Predicting the quality of machine translation (MT) output is of utmost importance in translation workflows, and quality estimation (QE) models are essential tools for achieving this goal. However, the performance of QE models depends on the availability and quality of training data, which is often scarce due to the high cost and effort associated with labeling such data. Moreover, these models often fail to handle data from different domains — both generic and specific — making it challenging to achieve satisfactory results.
To address these challenges, Javad Pourmostafa Roshan Sharami, Dimitar Shterionov, Frédéric Blain, Eva Vanmassenhove, Mirella De Sisto, Chris Emmery, and Pieter Spronck from the Department of Cognitive Science and Artificial Intelligence at Tilburg University have developed a new methodology to boost the performance of QE models. Specifically, they proposed in a 2023 research paper a method that uses a small amount of domain-specific data to improve overall QE prediction performance.

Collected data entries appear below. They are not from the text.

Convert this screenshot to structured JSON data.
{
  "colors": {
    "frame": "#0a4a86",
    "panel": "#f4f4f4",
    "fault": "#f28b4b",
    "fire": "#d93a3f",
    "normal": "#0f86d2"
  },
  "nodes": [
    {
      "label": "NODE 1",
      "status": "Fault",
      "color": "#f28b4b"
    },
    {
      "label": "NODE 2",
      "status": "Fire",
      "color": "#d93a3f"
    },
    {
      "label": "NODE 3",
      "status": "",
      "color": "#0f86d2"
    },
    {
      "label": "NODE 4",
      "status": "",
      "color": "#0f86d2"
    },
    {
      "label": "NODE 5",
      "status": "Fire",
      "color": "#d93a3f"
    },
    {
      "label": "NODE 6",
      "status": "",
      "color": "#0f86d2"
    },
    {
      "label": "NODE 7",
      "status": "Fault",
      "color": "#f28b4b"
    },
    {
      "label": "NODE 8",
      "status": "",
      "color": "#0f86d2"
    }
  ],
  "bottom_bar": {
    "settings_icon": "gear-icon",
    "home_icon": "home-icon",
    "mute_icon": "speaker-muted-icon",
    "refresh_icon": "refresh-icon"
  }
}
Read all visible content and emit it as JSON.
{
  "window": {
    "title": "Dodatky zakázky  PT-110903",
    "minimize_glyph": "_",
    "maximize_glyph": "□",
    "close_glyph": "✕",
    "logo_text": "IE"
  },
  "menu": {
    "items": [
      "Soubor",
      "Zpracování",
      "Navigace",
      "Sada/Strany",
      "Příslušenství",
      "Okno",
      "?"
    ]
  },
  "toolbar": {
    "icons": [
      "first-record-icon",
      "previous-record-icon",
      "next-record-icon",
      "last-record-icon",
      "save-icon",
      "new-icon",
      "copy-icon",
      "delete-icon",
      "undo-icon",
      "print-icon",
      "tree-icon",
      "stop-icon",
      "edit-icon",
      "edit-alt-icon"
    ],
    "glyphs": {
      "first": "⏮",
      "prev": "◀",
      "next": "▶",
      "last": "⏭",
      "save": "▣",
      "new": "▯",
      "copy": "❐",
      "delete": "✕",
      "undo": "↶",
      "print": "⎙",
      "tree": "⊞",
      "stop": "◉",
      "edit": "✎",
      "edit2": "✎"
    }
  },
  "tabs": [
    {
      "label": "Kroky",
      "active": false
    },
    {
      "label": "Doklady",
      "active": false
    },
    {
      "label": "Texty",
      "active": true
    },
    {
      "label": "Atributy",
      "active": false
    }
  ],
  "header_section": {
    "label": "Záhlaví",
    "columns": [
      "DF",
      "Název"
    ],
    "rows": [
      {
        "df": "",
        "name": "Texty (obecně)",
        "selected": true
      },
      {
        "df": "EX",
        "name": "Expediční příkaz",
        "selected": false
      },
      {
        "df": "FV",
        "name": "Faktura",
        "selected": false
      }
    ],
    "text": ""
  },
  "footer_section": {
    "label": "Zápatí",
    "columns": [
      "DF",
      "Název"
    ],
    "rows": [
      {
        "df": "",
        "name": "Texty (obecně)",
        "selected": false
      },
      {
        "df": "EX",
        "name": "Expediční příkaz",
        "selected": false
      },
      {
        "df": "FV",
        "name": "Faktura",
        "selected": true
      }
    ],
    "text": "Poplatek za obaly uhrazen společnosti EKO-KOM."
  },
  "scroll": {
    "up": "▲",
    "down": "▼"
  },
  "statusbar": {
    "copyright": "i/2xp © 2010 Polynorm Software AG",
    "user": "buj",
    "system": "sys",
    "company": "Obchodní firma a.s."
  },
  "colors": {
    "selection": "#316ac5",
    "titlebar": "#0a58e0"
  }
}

As the authors explained, “this approach is inspired by work on domain adaptation in the field of MT, where a large generic model is initially trained and then fine-tuned with domain-specific data,” and aims to enhance the performance of QE models by improving their generalizability across diverse domains.
The Right Balance for Generalizability
The authors emphasized that training QE models requires a dataset consisting of post-edited text, the source, and machine-translated text. However, such datasets remain scarce across language pairs and have limited coverage across domains. In fact, “there is less publicly available data for training QE systems as compared to MT systems,” the authors told Slator. This can pose a challenge for all QE models, especially recent ones that utilize large language models (LLMs) since fine-tuning pre-trained models with small datasets has been demonstrated to be quite unstable.
Furthermore, QE models trained on specific data do not generalize well to other domains outside of the training domain, leading to significant decreases in their performance. “To improve the generalizability of QE models, it is important to establish the right balance between domain-specific and generic training data,” explained the authors.
QE Model Training
The proposed method involves training a generic QE model first and then fine-tuning it on a specific domain. As the authors explained to Slator, the benefits of this process are twofold: firstly, as generic data is usually of large volume, a robust model can be developed through initial training, and secondly, by fine-tuning the model using a much smaller dataset, it can be adapted to a specific domain — or even style — while retaining the original robustness.
More specifically, in the first step, a generic QE model is trained using out-of-domain data until it converges. This step leverages the LLM’s cross-lingual reference capabilities and builds a generic QE model. “This way, we ensure that the model can estimate the quality of a broad range of systems, but with limited accuracy on in-domain data,” said the authors.
In the next step, the model’s parameters are fine-tuned using a mix of out-of-domain and in-domain data. This mixing step is known as oversampling and allows the models to assign equal attention to both datasets. The objective is to ensure the model does not forget the generic-domain knowledge acquired during the first step while simultaneously improving its ability to perform QE on the domain-specific data. The in-domain data used in this step was both authentic and synthetic (i.e, data augmentation for domain adaptation).
Finally, the QE model is trained on a specific in-domain dataset until convergence, resulting in a more domain-specific QE model than that obtained in the previous step.
Beneficial Impact
The authors experimented with publicly available language pairs (English-German, English-Chinese, English-Italian, English-Czech, English-Japanese, Romanian-English and Russian-English) and observed “significant improvements” across all language pairs. This indicates that the proposed solution “has a beneficial impact” in addressing the challenges of data scarcity and domain mismatch, said the authors.
According to the authors, this proposed methodology is the first QE approach that employs domain adaptation and domain augmentation. “To the best of our knowledge, domain adaptation has not been widely used in QE,” but “this is understandable since obtaining a generic model for domain adaptation, which improves the models’ generalizability, can be costly,” they explained to Slator.
Additionally, the method is highly reusable and adaptable, as it can be easily applied to different QE tasks by simply fine-tuning a chosen generic model on newly collected QE data. The researchers utilized XLM-RoBERTa in their experiments, but any preferred LLM can be used as long as it meets the input-output criteria. They developed the tool using Hugging Face implementations of LLMs, making it easily replaceable and adaptable to other models.